HDL cholesterol is a type of cholesterol in the blood that is required to maintain adequate functioning in the body. Having higher HDL levels is associated with a decreased risk for cardiovascular disease.
HDL often referred to as "good cholesterol" because it absorbs fat before it starts to accumulate in the arteries. Absorbed fat is taken to the liver, where it is filtered and eliminated. filtered in the liver and eliminated
To ensure healthy HDL cholesterol levels, you should eat foods that are rich in healthy fats, like avocado, chestnuts, peanuts and naturally fatty fish, like sardines and salmon. Regular physical activity is also advised.
For both men and women, HDL cholesterol levels should be above 40 mg/dL, while LDL levels (also known as bad cholesterol) should be under 130 mg/dL. Read more about the normal ranges of cholesterol and your levels should be.
Importance of HDL
HDL cholesterol removes fat molecules from the bloodstream, where they are taken to the liver for metabolization and elimination.

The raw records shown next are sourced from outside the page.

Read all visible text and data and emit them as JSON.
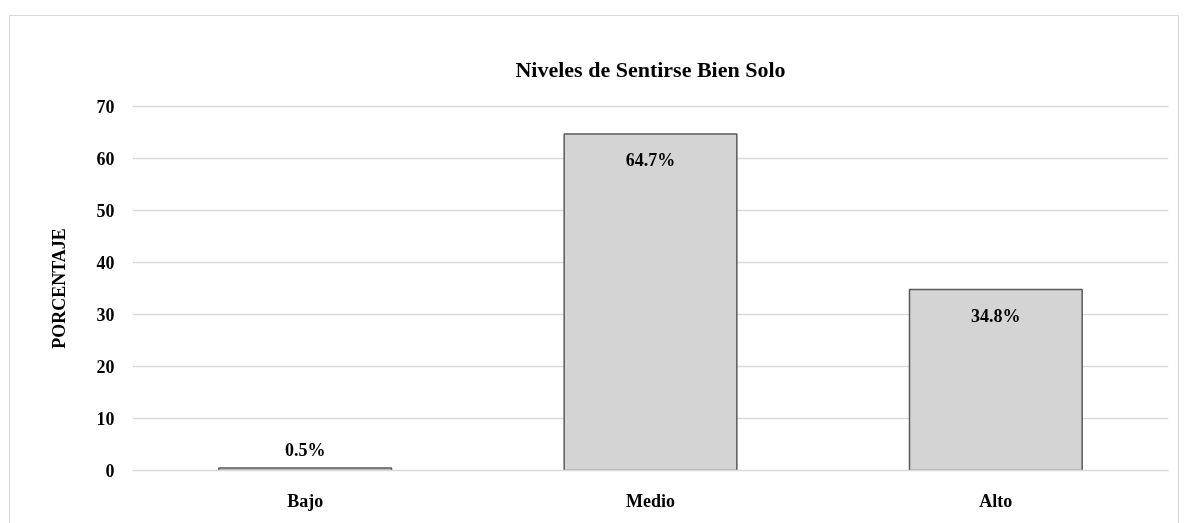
{
  "chart_data": {
    "type": "bar",
    "title": "Niveles de Sentirse Bien Solo",
    "ylabel": "PORCENTAJE",
    "categories": [
      "Bajo",
      "Medio",
      "Alto"
    ],
    "values": [
      0.5,
      64.7,
      34.8
    ],
    "value_labels": [
      "0.5%",
      "64.7%",
      "34.8%"
    ],
    "color": "#d4d4d4",
    "ylim": [
      0,
      70
    ],
    "yticks": [
      0,
      10,
      20,
      30,
      40,
      50,
      60,
      70
    ],
    "grid": "y"
  }
}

It has clotting, anti-inflammatory and antioxidant properties, which are most effective when HDL levels are within a normal range.
HDL is also important for the production of hormones, bile, and vitamin D. These are all compounds that are necessary for adequate functioning of the body.
HDL cholesterol acts as a protector for the cardioavascular system. It prevents the development of diseases like heart attack, atherosclerosis, stroke, and thrombosis. To ensure these effects, HDL and LDL levels should both be within normal range.
Low HDL levels
To know if your "good cholesterol" is too low, you should complete a blood test that looks at your lipid levels, which usually include total cholesterol, HDL, LDL and triglycerides.
Low HDL levels will usually not cause any signs or symptoms. However, low HDL and high LDL can be suspected in sedentary patients with excess abdominal fat and who have a high fat diet with processed foods.
Causes of low levels
Low HDL levels can be caused by:
- Sedentary lifestyle
- Excess weight
- Excessive alcohol intake
- Diet with high amounts fatty foods, sugar, salt and processed food
- Metabolic syndrome
- Medications that contain testosterone or other steroids.
Low HDL levels can also be noted in patients with autoimmune disorders (like rheumatoid arthritis) and inflammatory eye disease.
How to increase
To increase HDL cholesterol levels, you should consult a registered dietitian for a personalized diet plan that considers your current cholesterol levels and nutritional necessities. HDL can usually be increased by eating healthy fats like:
- Fatty fish, like salmon sardines and tuna which are rich in omega-3 fats
- Seeds, like chia, flaxseed and sunflower, which are natural sources of omega-3 and fiber
- Nuts, like brazilian nuts, peanuts, walnuts and almonds
- Avocado and olive oil, which are rich in unsaturated fats that can positively impact cholesterol levels
Another important consideration is to be physically active. You should exercise at least 3 times per week to regulate weight, cholesterol production and fat burning.
Why higher levels are important
HDL cholesterol is responsible for absorbing fat in the blood and depositing it in the liver for elimination through the stool. It prevents the accumulation of fat in the body and within the blood vessels. Low HDL levels can cause negative effects, as it is related to unhealthy levels of LDL and triglycerides. This can increase the risk for conditions like atherosclerosis or a heart attack.
In addition, low HDL is related to an increased risk for developing autoimmune diseases and infections. It can also cause tissue damage to blood vessels and interfere with clotting processes.